At least on the surface, it appears that the State Department has indeed gotten some of its swagger back. Pompeo has something Tillerson never did: a productive relationship with a president who is as obsessed with loyalty from his staff as Richard Nixon was five decades prior. Tillerson and Trump never truly connected, which meant the State Department never truly connected with the White House. Indeed, there is a case to be made that Foggy Bottom’s influence within the interagency national security decision-making process suffered as a result of Tillerson’s frostiness towards his boss. Pompeo, by contrast, has as warm a relationship (some would even call it a friendship) with Trump as anyone can have. In terms of increasing the State Department’s power as an institution, Pompeo has been a godsend.
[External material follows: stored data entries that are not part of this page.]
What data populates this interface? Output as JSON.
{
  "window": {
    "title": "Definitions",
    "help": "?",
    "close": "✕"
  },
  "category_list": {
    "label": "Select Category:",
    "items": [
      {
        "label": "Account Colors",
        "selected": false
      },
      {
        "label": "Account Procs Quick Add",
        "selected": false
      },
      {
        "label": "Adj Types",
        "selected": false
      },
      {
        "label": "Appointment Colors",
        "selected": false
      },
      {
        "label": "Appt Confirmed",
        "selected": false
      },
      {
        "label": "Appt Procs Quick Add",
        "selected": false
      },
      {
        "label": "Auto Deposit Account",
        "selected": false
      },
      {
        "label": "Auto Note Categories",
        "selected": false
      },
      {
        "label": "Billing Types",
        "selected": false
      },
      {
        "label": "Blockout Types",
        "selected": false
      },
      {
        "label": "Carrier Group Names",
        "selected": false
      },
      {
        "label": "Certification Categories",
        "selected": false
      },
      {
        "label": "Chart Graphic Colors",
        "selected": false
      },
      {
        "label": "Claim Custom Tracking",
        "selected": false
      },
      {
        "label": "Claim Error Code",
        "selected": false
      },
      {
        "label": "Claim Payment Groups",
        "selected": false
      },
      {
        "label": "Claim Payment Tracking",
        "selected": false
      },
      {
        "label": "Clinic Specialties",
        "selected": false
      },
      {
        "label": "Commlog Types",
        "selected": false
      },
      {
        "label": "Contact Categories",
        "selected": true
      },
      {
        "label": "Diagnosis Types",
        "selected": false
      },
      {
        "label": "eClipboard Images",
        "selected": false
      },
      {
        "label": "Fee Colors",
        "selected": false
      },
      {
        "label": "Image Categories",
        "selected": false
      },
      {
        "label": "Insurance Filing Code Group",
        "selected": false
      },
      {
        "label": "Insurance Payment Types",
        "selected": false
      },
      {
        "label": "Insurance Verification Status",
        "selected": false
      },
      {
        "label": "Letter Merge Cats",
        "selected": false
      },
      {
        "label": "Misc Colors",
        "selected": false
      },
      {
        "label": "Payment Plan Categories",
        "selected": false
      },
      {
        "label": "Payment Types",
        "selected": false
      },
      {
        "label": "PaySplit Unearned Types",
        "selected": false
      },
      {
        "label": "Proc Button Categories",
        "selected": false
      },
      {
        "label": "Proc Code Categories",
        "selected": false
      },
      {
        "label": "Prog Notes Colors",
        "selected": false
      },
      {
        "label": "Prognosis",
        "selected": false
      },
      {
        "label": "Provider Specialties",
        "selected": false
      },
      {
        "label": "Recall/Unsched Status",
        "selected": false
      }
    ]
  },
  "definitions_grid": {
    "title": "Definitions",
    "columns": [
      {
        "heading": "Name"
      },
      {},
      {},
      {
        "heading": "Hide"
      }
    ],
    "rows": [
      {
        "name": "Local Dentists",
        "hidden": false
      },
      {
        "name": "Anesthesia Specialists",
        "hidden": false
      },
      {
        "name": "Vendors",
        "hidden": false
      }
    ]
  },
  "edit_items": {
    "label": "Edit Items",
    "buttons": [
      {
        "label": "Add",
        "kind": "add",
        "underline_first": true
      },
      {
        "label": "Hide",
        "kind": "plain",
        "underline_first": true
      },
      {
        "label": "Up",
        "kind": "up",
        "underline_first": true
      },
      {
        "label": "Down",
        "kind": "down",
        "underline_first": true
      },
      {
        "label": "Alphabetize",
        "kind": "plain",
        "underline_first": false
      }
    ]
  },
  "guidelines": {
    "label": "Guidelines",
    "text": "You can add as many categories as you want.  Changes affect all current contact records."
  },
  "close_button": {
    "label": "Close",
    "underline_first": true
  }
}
His record as a diplomat and a communicator of U.S. foreign policy, however, is not so solid. Pompeo deserves enormous credit for taking personal ownership of the Trump administration’s diplomacy with North Korea. Whereas a secretary of state traveling to Pyongyang would once have been seen as a history-making moment, Pompeo has flown there so many times—the most recent being last weekend—that it barely bats an eye anymore.

Yet one finds it difficult to escape the feeling that politics is never far from Pompeo’s mind. He is a political animal at heart, and it shows in his combative and at times dismissive attitude during hearings before the foreign affairs committees, where he has a habit of castigating Democratic lawmakers as partisan attack dogs who only care about one thing: removing President Trump from office. Just as ingrained in his mind is Iran, a regional power in the Middle East that certainly causes trouble, but is overall a speck of dust on America’s giant shoe. After hearing Pompeo speak, you’d be forgiven for thinking that Ayatollah Khamenei is huddled somewhere in Tehran drawing up plans to take over the world. The facts are that Iran is largely a pariah state, corruption is endemic in its political system, and the rial is depreciating rapidly. Yet all this has gotten clouded by the extreme rhetoric coming out of the administration.

The one question that will determine the success or failure of Mike Pompeo’s tenure at the State Department will be whether he can keep his relationship with Donald Trump on an even keel. And on this, we still don’t know the answer.

Daniel R. DePetris is a foreign policy analyst, a columnist at Reuters, and a frequent contributor to The American Conservative.